Still: she didn't have to like it. She would have been lying if she hadn't noodled around the thought of possible magic items or creative enchantments that might help Astarion with his allergy. Even so, that had been more about him being able to enjoy the sun again, as she knew he had when they still had those tadpoles, than being able to join her on errands.
"I know, darling," Tav said quietly in return. As she let her head tip to press her cheek to Astarion, her hand lifted to bury her fingers into the curls at the nape of his neck. "I don't like it much at all, either." She wanted to make declarations that it wouldn't happen again, that she would remember to bloody well Misty Step, that she would avoid such situations entirely--but they were hollow. How could she know? Instead, she just closed her eyes and released a small sigh. "Just promise me you'll overlook the new scars. Tell me they make me look dangerous, instead."
“They make you look so dangerous,” Astarion answered dutifully. “We’ll be a matching set.”

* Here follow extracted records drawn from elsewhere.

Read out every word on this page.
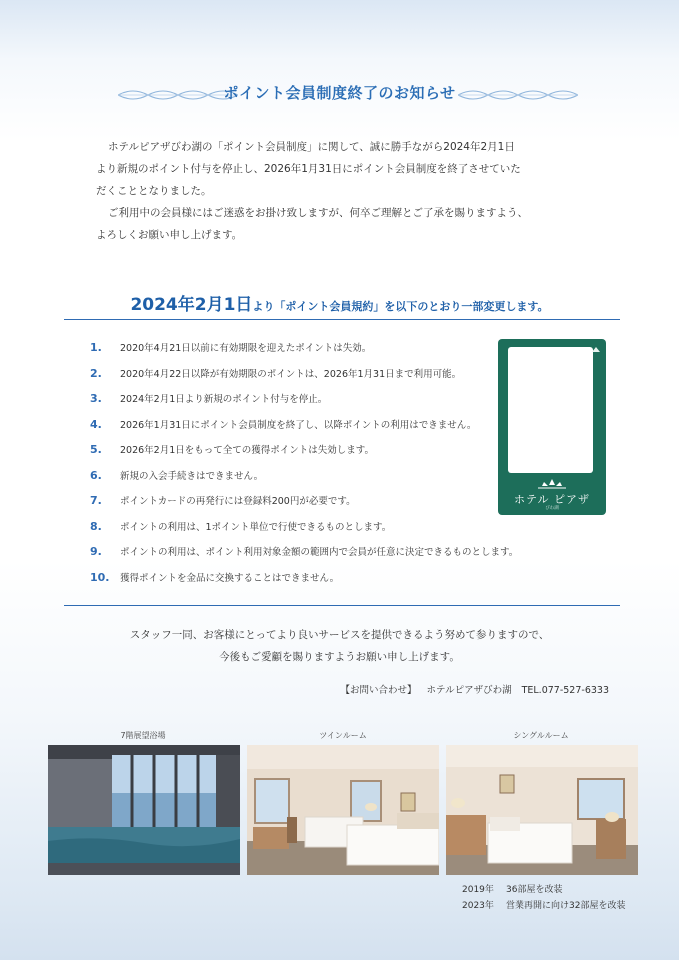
ポイント会員制度終了のお知らせ

ホテルピアザびわ湖の「ポイント会員制度」に関して、誠に勝手ながら2024年2月1日

より新規のポイント付与を停止し、2026年1月31日にポイント会員制度を終了させていた

だくこととなりました。

ご利用中の会員様にはご迷惑をお掛け致しますが、何卒ご理解とご了承を賜りますよう、

よろしくお願い申し上げます。

2024年2月1日より「ポイント会員規約」を以下のとおり一部変更します。
1. 2020年4月21日以前に有効期限を迎えたポイントは失効。
2. 2020年4月22日以降が有効期限のポイントは、2026年1月31日まで利用可能。
3. 2024年2月1日より新規のポイント付与を停止。
4. 2026年1月31日にポイント会員制度を終了し、以降ポイントの利用はできません。
5. 2026年2月1日をもって全ての獲得ポイントは失効します。
6. 新規の入会手続きはできません。
7. ポイントカードの再発行には登録料200円が必要です。
8. ポイントの利用は、1ポイント単位で行使できるものとします。
9. ポイントの利用は、ポイント利用対象金額の範囲内で会員が任意に決定できるものとします。
10. 獲得ポイントを金品に交換することはできません。
ホテル ピアザ
びわ湖

スタッフ一同、お客様にとってより良いサービスを提供できるよう努めて参りますので、

今後もご愛顧を賜りますようお願い申し上げます。

【お問い合わせ】 ホテルピアザびわ湖 TEL.077-527-6333
7階展望浴場	ツインルーム	シングルルーム
2019年 36部屋を改装
2023年 営業再開に向け32部屋を改装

He didn’t mind Tav’s scars, at least not in terms of how they appeared. Astarion loved a good aesthetic and physical beauty, and he was vain as one could be despite not sporting a reflection, but his love for Tav had gone beyond all that ages ago, embarrassingly enough. He would have stayed with her had she even been part-illithid - a fact that had remained unspoken due to Astarion’s general discomfort with earnestness. Tav’s appearance had honestly been beside the point in their early courtship; he had needed safety and her stubborn ideas of morals and protection had provided that. It was only happenstance that now that he loved her truthfully that he found her beautiful, too.
With a sigh that mirrored hers, he tried to relax into the moment, this sort of physical affection being still novel to him. “Try to get some sleep. I’ll be staying here until they rescind the invitation.”

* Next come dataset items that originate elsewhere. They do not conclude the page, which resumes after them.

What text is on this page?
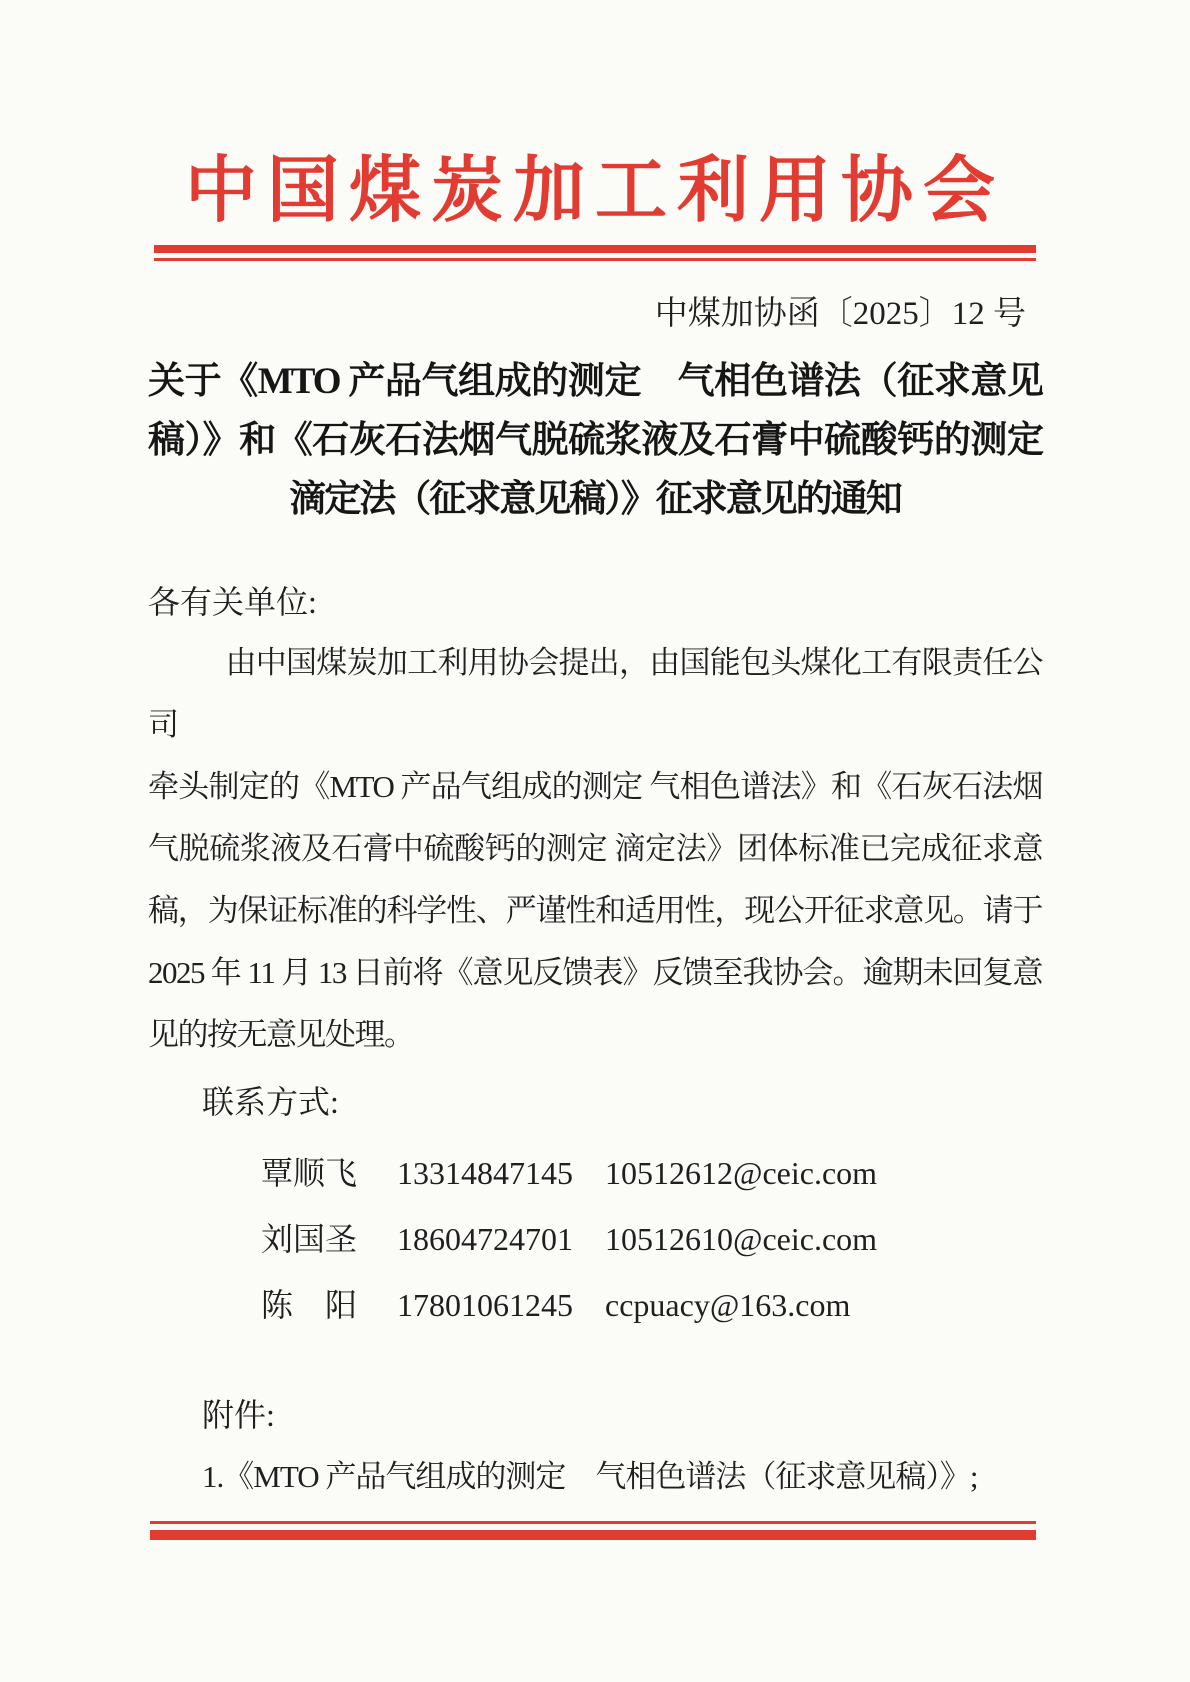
中国煤炭加工利用协会
中煤加协函〔2025〕12 号
关于《MTO 产品气组成的测定　气相色谱法（征求意见
稿）》和《石灰石法烟气脱硫浆液及石膏中硫酸钙的测定
滴定法（征求意见稿）》征求意见的通知
各有关单位:
由中国煤炭加工利用协会提出，由国能包头煤化工有限责任公司
牵头制定的《MTO 产品气组成的测定 气相色谱法》和《石灰石法烟
气脱硫浆液及石膏中硫酸钙的测定 滴定法》团体标准已完成征求意
稿，为保证标准的科学性、严谨性和适用性，现公开征求意见。请于
2025 年 11 月 13 日前将《意见反馈表》反馈至我协会。逾期未回复意
见的按无意见处理。
联系方式:
覃顺飞 13314847145 10512612@ceic.com
刘国圣 18604724701 10512610@ceic.com
陈　阳 17801061245 ccpuacy@163.com
附件:
1.《MTO 产品气组成的测定　气相色谱法（征求意见稿）》;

An argument was on the tip of Tav's tongue; she was all right, she'd slept enough, she didn't want to leave him just to watch her sleep. They were all bad arguments, though, and she'd have refuted them quickly if Astarion had been the one to make them. Besides, she thought as she leaned a bit closer to him, her head resting against his, it was always easier to sleep with Astarion at her side. He'd said as much before, but it was just as true for her: Tav felt safe with him. After a relatively harrowing day, having him near her was exactly what she needed.
"All right," Tav agreed, head turning just enough to press her lips to Astarion's forehead before she settled back down. Her eyes fluttered shut, but still she softly--and ineffectually--added, "I'll fight them if they try to make you leave."
“Yes darling,” he murmured with a chuckle. “You’re absolutely terrifying right now. They’d be right to cross you.”